Cullen ConwayGreen Bay PackersFirst documented Packers loss is the cause of the chat's first long-form Sunday-night recrimination: "I don't know if there is a worse way to start this season than to lose to Evan in fantasy, as well as the Pack" (2020-09-14).
Daniel MillerNew York Giants (implicit)"O shit Jerry Seinfeld is really close" (2021-02-02) confirms NYC fandom; per-team mentions are sparse.
Kyle DerrickNone primaryMulti-team gambling fan"I'm definitely in the black when it comes to fantasy gambling" (2020-09-14) — Kyle's NFL identity is principally as a gambler rather than a fan.
Brian AmbuelBearsSparse but consistent.
Max LiebermanVikings (Minnesota-based)His geographical Minnesota status is the basis of his "Hoening in spirit from Minnesota" register (2026-02-20).

The Kirk Cousins gravity well

The chat's longest-running NFL through-line is its sustained interest in Kirk Cousins — first as Vikings starter, then Falcons starter, and after the 2025 Charlie Kirk shooting, as a permanent disambiguation problem (see Charlie Kirk for the full Kirk-disambiguation sequence).

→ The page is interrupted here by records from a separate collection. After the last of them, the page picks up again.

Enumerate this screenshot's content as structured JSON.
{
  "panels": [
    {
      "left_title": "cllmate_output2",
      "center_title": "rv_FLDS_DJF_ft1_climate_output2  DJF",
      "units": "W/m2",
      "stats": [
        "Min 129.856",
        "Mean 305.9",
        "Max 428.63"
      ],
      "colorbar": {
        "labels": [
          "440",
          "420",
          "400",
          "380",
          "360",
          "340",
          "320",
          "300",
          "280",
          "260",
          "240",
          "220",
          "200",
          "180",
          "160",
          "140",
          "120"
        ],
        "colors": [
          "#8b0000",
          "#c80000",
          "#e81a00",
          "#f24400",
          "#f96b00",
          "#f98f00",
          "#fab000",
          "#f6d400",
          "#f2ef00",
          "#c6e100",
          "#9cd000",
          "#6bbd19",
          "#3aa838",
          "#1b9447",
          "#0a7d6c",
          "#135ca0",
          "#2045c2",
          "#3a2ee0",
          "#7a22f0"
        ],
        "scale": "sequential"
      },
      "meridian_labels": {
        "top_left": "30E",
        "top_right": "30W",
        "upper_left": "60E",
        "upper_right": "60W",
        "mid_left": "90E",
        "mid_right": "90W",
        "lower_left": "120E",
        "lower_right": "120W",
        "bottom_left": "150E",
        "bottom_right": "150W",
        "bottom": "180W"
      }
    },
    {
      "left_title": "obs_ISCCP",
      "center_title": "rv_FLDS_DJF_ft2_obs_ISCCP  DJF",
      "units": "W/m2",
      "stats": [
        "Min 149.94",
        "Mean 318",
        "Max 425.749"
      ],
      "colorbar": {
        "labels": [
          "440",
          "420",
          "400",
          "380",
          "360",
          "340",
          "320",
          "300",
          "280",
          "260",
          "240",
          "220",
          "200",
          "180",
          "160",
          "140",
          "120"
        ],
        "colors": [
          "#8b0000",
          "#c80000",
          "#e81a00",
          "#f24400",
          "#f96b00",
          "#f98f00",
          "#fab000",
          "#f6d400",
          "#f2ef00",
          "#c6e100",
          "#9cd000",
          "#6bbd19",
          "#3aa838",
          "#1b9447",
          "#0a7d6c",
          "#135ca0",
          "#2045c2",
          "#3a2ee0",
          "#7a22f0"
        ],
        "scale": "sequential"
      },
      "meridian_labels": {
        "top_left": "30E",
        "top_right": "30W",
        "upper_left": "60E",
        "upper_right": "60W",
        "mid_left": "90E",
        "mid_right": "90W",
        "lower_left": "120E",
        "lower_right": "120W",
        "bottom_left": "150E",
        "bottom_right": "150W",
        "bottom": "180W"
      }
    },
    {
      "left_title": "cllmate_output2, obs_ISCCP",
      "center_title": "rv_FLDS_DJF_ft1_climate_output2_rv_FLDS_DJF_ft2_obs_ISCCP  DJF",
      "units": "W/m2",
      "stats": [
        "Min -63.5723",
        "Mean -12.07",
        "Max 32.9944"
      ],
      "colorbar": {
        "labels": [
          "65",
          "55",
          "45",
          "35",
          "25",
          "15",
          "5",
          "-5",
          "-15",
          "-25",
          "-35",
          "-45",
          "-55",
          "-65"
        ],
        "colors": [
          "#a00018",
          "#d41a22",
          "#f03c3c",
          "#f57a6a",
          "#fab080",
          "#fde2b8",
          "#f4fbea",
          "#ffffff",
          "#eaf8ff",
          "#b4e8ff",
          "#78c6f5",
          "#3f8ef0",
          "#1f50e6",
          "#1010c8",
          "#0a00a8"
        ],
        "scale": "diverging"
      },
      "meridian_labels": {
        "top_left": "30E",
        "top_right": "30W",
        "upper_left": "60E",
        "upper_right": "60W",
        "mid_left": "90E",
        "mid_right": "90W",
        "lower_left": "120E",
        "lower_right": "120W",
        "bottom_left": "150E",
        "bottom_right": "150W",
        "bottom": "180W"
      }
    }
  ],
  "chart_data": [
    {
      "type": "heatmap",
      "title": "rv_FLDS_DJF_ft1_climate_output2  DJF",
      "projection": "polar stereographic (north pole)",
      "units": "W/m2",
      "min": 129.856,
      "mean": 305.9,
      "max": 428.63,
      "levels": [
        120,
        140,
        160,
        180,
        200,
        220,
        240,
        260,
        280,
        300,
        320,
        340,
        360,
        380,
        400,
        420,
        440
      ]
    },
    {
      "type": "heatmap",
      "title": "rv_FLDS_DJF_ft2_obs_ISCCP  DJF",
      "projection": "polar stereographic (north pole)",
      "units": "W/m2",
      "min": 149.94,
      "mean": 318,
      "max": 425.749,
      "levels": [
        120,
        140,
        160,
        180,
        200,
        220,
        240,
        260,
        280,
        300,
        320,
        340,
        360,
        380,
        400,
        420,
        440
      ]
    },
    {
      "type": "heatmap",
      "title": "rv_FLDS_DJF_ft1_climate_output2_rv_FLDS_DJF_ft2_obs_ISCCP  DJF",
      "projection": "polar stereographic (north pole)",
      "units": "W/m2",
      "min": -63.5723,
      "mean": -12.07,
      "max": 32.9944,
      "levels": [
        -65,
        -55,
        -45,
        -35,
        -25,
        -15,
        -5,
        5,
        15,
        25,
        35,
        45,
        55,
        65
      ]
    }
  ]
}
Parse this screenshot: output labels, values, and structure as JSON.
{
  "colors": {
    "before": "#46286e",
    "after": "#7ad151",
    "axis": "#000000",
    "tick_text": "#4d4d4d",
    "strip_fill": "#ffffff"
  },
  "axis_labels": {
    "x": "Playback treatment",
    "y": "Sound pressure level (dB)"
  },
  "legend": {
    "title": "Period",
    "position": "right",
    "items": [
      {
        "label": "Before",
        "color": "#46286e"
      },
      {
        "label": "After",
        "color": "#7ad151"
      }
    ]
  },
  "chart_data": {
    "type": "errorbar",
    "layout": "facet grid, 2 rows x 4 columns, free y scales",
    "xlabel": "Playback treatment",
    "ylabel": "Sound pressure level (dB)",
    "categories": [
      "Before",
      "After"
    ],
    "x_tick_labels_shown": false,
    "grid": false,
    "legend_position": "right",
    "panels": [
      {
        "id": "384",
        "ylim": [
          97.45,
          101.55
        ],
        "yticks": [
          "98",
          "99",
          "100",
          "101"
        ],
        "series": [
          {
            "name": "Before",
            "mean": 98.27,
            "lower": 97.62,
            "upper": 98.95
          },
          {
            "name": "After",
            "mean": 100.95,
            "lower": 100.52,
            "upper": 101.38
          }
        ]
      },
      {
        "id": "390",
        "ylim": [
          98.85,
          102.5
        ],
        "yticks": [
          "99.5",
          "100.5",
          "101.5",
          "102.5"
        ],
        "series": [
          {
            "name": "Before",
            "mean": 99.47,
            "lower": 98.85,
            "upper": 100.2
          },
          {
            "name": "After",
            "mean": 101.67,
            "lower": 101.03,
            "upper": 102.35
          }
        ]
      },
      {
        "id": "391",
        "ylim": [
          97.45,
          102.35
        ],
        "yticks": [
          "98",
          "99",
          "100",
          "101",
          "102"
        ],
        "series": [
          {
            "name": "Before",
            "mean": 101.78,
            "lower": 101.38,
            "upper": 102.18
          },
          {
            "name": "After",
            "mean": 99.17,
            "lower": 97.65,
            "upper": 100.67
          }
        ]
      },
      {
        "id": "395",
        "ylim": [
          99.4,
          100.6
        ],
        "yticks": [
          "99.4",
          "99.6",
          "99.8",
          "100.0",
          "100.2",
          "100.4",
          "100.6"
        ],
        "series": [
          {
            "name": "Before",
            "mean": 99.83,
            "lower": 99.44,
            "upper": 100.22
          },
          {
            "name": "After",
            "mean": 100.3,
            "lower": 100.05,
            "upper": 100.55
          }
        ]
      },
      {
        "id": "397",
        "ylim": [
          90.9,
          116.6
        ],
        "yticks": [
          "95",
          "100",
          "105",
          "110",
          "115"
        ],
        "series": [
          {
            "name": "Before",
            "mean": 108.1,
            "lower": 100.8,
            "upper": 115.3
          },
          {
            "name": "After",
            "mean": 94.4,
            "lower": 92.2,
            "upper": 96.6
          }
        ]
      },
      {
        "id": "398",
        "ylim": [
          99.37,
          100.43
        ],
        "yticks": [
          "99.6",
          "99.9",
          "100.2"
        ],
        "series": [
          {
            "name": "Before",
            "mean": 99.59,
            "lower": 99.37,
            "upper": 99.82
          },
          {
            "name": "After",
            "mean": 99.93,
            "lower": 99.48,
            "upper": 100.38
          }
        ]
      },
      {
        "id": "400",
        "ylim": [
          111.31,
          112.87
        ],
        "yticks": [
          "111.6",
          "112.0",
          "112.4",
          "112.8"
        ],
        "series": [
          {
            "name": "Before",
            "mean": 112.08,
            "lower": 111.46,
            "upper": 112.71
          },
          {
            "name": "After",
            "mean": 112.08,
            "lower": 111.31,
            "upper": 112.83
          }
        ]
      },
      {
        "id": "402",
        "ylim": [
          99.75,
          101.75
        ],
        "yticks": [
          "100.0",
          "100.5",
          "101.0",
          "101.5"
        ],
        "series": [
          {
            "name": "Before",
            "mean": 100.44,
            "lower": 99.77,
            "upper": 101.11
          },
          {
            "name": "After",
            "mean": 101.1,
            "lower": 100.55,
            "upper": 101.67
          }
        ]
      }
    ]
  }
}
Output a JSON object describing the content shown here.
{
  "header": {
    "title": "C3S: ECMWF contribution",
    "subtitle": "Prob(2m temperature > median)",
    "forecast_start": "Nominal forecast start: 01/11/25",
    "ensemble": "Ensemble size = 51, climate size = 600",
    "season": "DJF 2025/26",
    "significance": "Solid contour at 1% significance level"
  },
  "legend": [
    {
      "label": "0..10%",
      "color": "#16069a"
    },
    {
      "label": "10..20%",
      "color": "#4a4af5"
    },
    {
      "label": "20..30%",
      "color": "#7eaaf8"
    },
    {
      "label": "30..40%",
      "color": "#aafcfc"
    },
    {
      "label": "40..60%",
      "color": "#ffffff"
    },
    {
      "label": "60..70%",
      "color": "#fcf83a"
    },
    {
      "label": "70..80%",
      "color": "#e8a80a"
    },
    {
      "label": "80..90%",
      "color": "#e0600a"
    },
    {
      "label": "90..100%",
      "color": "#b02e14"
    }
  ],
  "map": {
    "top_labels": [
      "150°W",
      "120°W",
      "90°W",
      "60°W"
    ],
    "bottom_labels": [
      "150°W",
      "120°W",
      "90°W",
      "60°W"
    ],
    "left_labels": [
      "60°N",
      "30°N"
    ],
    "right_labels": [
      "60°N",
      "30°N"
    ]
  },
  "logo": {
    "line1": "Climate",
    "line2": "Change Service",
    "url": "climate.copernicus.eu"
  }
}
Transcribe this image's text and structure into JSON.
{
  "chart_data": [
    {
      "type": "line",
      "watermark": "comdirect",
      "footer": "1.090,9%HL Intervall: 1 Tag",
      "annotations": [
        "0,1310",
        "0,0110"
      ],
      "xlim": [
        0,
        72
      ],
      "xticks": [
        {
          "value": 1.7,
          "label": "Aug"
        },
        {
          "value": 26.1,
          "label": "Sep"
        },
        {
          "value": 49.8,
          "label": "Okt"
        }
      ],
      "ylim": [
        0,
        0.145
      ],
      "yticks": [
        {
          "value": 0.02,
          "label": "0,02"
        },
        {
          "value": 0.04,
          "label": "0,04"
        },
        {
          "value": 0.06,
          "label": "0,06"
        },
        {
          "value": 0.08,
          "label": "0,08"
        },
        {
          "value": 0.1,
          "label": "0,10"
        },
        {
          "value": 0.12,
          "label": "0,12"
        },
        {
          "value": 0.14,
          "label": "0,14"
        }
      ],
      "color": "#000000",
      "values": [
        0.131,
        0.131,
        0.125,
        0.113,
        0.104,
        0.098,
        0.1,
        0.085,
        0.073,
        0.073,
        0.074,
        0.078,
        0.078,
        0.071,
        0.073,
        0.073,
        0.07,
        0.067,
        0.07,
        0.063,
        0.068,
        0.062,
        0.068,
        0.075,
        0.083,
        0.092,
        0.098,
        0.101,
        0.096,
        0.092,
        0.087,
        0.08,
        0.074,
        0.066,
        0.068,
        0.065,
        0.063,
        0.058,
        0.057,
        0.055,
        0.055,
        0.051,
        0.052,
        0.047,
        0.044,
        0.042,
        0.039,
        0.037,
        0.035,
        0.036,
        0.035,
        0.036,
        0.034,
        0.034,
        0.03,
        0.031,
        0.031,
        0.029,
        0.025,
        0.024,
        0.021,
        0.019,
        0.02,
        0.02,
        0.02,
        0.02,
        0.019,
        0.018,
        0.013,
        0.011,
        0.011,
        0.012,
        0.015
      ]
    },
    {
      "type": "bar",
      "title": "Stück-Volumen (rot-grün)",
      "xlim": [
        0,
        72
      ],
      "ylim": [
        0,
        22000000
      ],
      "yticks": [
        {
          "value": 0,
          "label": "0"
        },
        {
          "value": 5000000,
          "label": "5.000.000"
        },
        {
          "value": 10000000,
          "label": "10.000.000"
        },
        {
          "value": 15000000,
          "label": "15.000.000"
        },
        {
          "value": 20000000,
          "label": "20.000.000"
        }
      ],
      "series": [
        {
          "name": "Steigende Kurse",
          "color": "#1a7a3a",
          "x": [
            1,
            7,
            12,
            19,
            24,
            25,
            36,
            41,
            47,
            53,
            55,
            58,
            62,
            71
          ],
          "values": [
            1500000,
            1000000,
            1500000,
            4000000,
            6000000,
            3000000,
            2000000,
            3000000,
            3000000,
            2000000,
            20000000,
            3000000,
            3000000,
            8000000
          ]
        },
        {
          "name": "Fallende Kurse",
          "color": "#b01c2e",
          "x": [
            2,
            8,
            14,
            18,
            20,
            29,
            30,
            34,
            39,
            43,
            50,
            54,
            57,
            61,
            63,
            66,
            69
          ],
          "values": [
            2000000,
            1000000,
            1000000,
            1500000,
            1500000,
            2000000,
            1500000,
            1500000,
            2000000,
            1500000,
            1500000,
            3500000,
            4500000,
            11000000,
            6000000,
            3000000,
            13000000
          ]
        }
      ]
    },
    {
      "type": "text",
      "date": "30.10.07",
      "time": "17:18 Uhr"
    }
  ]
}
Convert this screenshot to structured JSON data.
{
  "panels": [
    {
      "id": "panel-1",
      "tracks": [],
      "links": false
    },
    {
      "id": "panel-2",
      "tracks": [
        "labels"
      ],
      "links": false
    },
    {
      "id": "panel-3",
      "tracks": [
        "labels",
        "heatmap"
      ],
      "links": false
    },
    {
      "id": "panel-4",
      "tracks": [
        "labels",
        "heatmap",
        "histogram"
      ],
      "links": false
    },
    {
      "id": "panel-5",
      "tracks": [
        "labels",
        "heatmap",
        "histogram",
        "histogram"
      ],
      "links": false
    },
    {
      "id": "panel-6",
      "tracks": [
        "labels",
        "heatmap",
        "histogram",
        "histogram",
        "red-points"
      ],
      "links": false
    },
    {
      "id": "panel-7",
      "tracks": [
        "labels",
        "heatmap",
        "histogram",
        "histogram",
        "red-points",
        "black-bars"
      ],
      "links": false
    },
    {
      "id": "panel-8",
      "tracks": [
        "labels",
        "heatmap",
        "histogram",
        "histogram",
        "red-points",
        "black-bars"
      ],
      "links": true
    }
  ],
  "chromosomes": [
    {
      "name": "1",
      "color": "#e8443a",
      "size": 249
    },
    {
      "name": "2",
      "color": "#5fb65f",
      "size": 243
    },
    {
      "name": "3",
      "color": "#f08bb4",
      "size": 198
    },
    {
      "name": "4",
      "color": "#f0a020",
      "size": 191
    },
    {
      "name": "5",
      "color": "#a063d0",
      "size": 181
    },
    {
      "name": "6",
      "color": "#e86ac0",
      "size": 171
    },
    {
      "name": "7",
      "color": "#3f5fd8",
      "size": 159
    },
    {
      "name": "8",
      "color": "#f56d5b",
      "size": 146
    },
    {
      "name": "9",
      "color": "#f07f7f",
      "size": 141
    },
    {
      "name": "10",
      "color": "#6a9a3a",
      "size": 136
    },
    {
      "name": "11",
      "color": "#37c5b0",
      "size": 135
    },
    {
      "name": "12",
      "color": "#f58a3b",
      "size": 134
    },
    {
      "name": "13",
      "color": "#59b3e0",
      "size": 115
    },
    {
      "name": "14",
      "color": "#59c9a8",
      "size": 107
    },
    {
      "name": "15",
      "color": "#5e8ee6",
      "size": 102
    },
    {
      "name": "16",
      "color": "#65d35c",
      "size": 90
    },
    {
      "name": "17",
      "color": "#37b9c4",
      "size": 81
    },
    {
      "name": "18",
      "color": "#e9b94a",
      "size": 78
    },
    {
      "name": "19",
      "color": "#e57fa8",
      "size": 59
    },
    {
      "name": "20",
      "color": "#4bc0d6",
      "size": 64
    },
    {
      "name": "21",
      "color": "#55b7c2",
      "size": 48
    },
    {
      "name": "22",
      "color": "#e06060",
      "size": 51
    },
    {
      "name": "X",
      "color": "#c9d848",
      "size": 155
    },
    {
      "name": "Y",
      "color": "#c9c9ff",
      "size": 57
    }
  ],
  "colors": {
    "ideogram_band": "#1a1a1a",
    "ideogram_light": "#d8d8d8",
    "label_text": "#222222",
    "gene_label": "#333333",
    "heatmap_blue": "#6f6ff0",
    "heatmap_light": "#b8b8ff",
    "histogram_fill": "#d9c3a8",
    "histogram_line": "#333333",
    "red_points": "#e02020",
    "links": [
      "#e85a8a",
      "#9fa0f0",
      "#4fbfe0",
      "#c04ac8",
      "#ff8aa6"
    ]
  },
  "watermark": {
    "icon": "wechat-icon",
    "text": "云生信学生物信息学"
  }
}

The chat's most-cited single Kirk Cousins line is from Evan Bbbender on 2026-03-11:

"First look at Kirk cousins in a Vikings jersey" — Evan Bbbender, 2026-03-11

This message — a screenshot caption with no further context — is the corpus's clearest deadpan-no-context exemplar and the encyclopedia's preferred case study in chat-internal Kirk disambiguation.

Annual cadence

The chat's NFL traffic is densest in September → February of each calendar year, with roughly half of all NFL-keyword messages falling in those months. Specific recurring annual events include:

  • Opening weekend (early September) — Evan's "Mmm week 1 is over and only 1 of my fantasy teams are decimated by injury! Not bad" (2020-09-15) is the canonical opening-weekend post.
  • The draft (late April) — see draft (49 mentions, all 7 years).
  • Thanksgiving Day games — basis of Kyle Derrick's 2020-11-25 wager proposal "Dan, would you be interested in a Thanksgiving fantasy football wager?"
  • Playoffs (January) — sustained discussion across all six years.
  • Super Bowl Sunday (February).

Notable cross-cutting moments

  • 2020-09-13Cullen Conway: "It's the two minute warning in MN and the Vikings have attempted two passes" — the chat's first documented in-game NFL field report.
  • 2020-11-26 — Evan to Cullen: "It's almost as if he's unaware of my fantasy situation" — the chat's most-quoted single fantasy-grievance line.
  • 2024-11-16 — Evan: "Jerry Jones knows just as much about what the future of the NFL is as he does about how to craft a good football team" — the chat's stablest non-team-specific NFL ownership critique.
  • 2025-09-07 — Evan, the corpus's only attested message tying NFL Sunday to gastric output: "First extremely stinky fart on nfl Sunday". See Fard.
  • 2026-01-04Matt: "Packers ending the season a half game ahead of the Vikings" — the corpus's most concise expression of the chat's intra-NFC-North standings.